The decade of the overwhelmed woman

Many things have changed with what women are able to do and accomplish since the era of our grandmother’s generation. Though progress can still made regarding the limitations of women, we have seen some significant milestone. A woman has run for president. We’ve seen women hold CEO positions in fortune 500 companies, become doctors, lawyers, and well-respected professionals across the board in traditionally male dominated fields. As a society, we’ve come to realize something that us women have long known ourselves. That is, if you put a woman on the job, she will find a way to get it done. The brain of a woman is designed to move from one task to another with ease. The success of women and progress made within the last 50 years has encouraged and motivated future generations of women to pursue their dreams, thrive in their careers, and stomp on the previous limitations. We can take great pride in how far we’ve come.

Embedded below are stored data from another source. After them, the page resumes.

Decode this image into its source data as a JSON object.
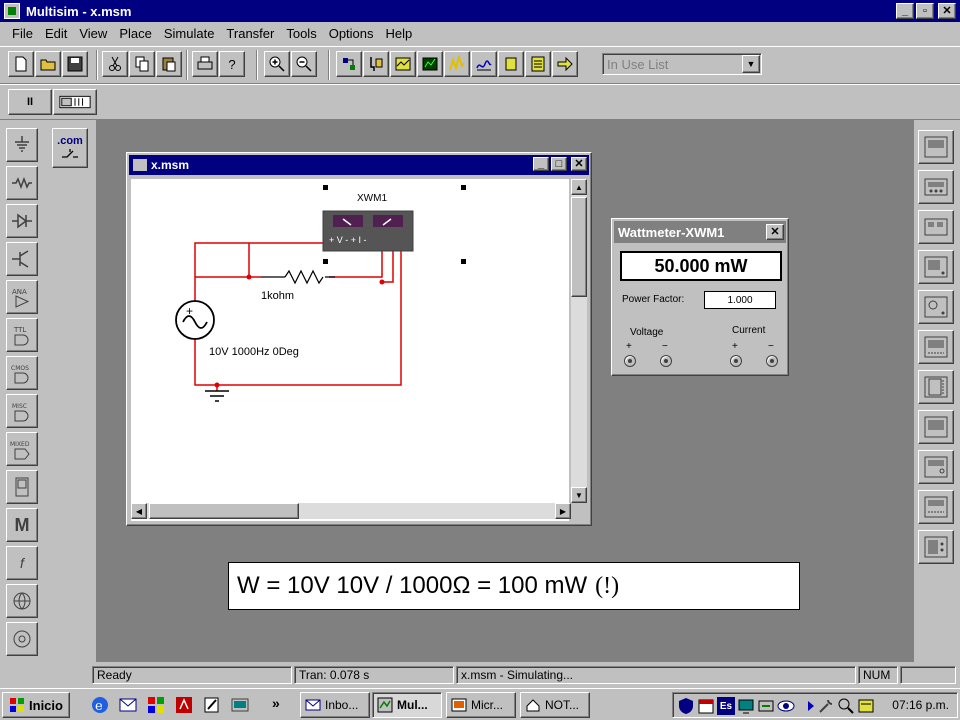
{
  "window": {
    "title": "Multisim - x.msm",
    "minimize": "_",
    "maximize": "▫",
    "close": "✕"
  },
  "menu": [
    "File",
    "Edit",
    "View",
    "Place",
    "Simulate",
    "Transfer",
    "Tools",
    "Options",
    "Help"
  ],
  "toolbar": {
    "help_glyph": "?",
    "in_use_list": "In Use List",
    "pause_glyph": "II"
  },
  "leftbin": {
    "com_label": ".com",
    "ana_label": "ANA",
    "ttl_label": "TTL",
    "cmos_label": "CMOS",
    "misc_label": "MISC",
    "mixed_label": "MIXED",
    "m_label": "M",
    "f_label": "f"
  },
  "circuit": {
    "window_title": "x.msm",
    "meter_label": "XWM1",
    "meter_terminals": "+ V -    + I -",
    "resistor_label": "1kohm",
    "source_label": "10V 1000Hz 0Deg"
  },
  "wattmeter": {
    "title": "Wattmeter-XWM1",
    "reading": "50.000 mW",
    "pf_label": "Power Factor:",
    "pf_value": "1.000",
    "voltage_label": "Voltage",
    "current_label": "Current",
    "plus": "+",
    "minus": "−"
  },
  "note": {
    "formula": "W = 10V 10V / 1000Ω = 100 mW",
    "exclaim": "(!)"
  },
  "status": {
    "ready": "Ready",
    "tran": "Tran: 0.078 s",
    "sim": "x.msm - Simulating...",
    "num": "NUM"
  },
  "taskbar": {
    "start": "Inicio",
    "more": "»",
    "tasks": [
      "Inbo...",
      "Mul...",
      "Micr...",
      "NOT..."
    ],
    "clock": "07:16 p.m.",
    "lang": "Es"
  },
  "colors": {
    "title_active": "#000080",
    "wire": "#e00000",
    "meter_face": "#555555"
  }
}
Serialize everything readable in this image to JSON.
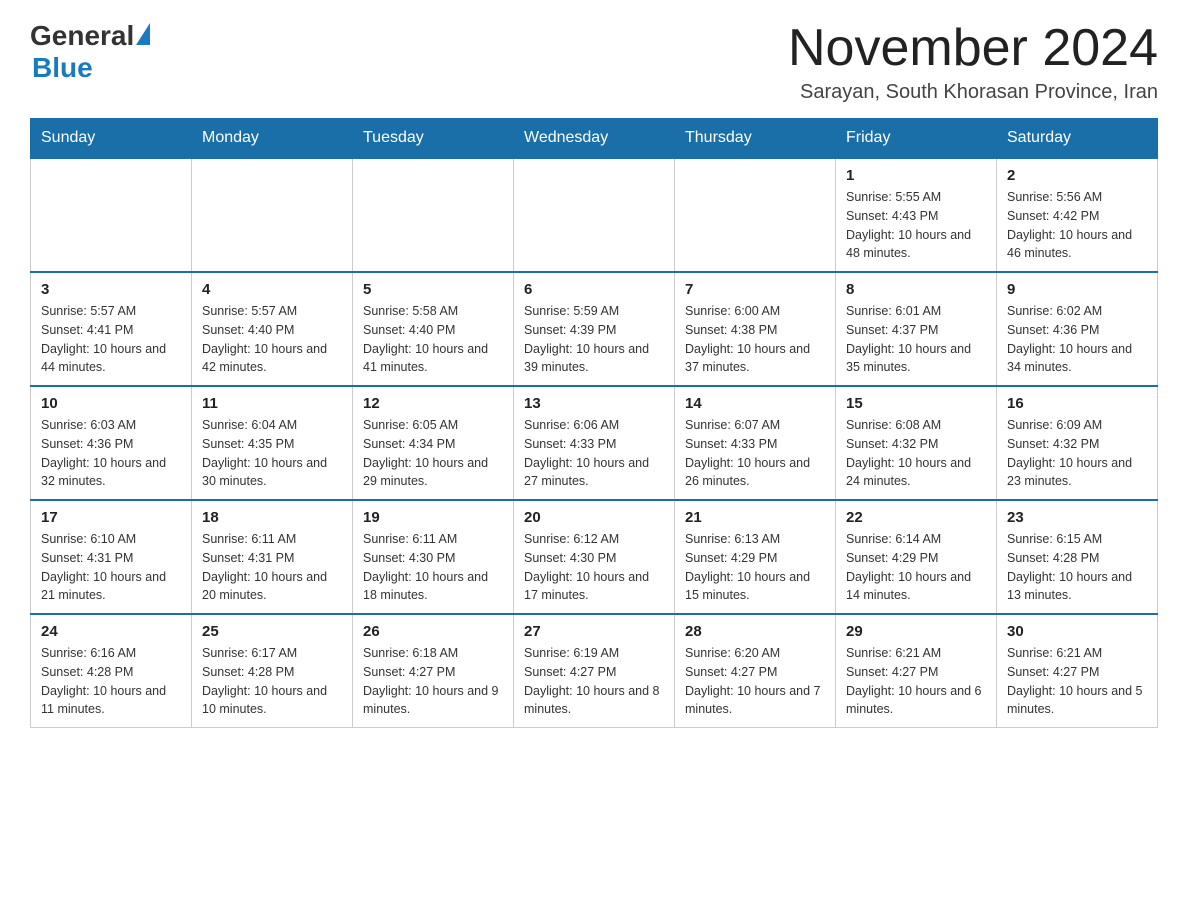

Though the push, drive, and expectations of women in the career world have heighted, there have remained many of the same expectations, standards, and obligations for women within the family and in the home. Our career expectations have been raised but not at the mercy of the expectations of us as mothers, wives, home makers, and social butterflies. Keep a clean house, spend quality time with your kids, volunteer at the school, make healthy nutritious meals for your family, keep up with your friend on social media, and look good doing it. I don’t think it was ever easy, but it’s definitely more complicated when you layer it with the added expectations of managing your own career.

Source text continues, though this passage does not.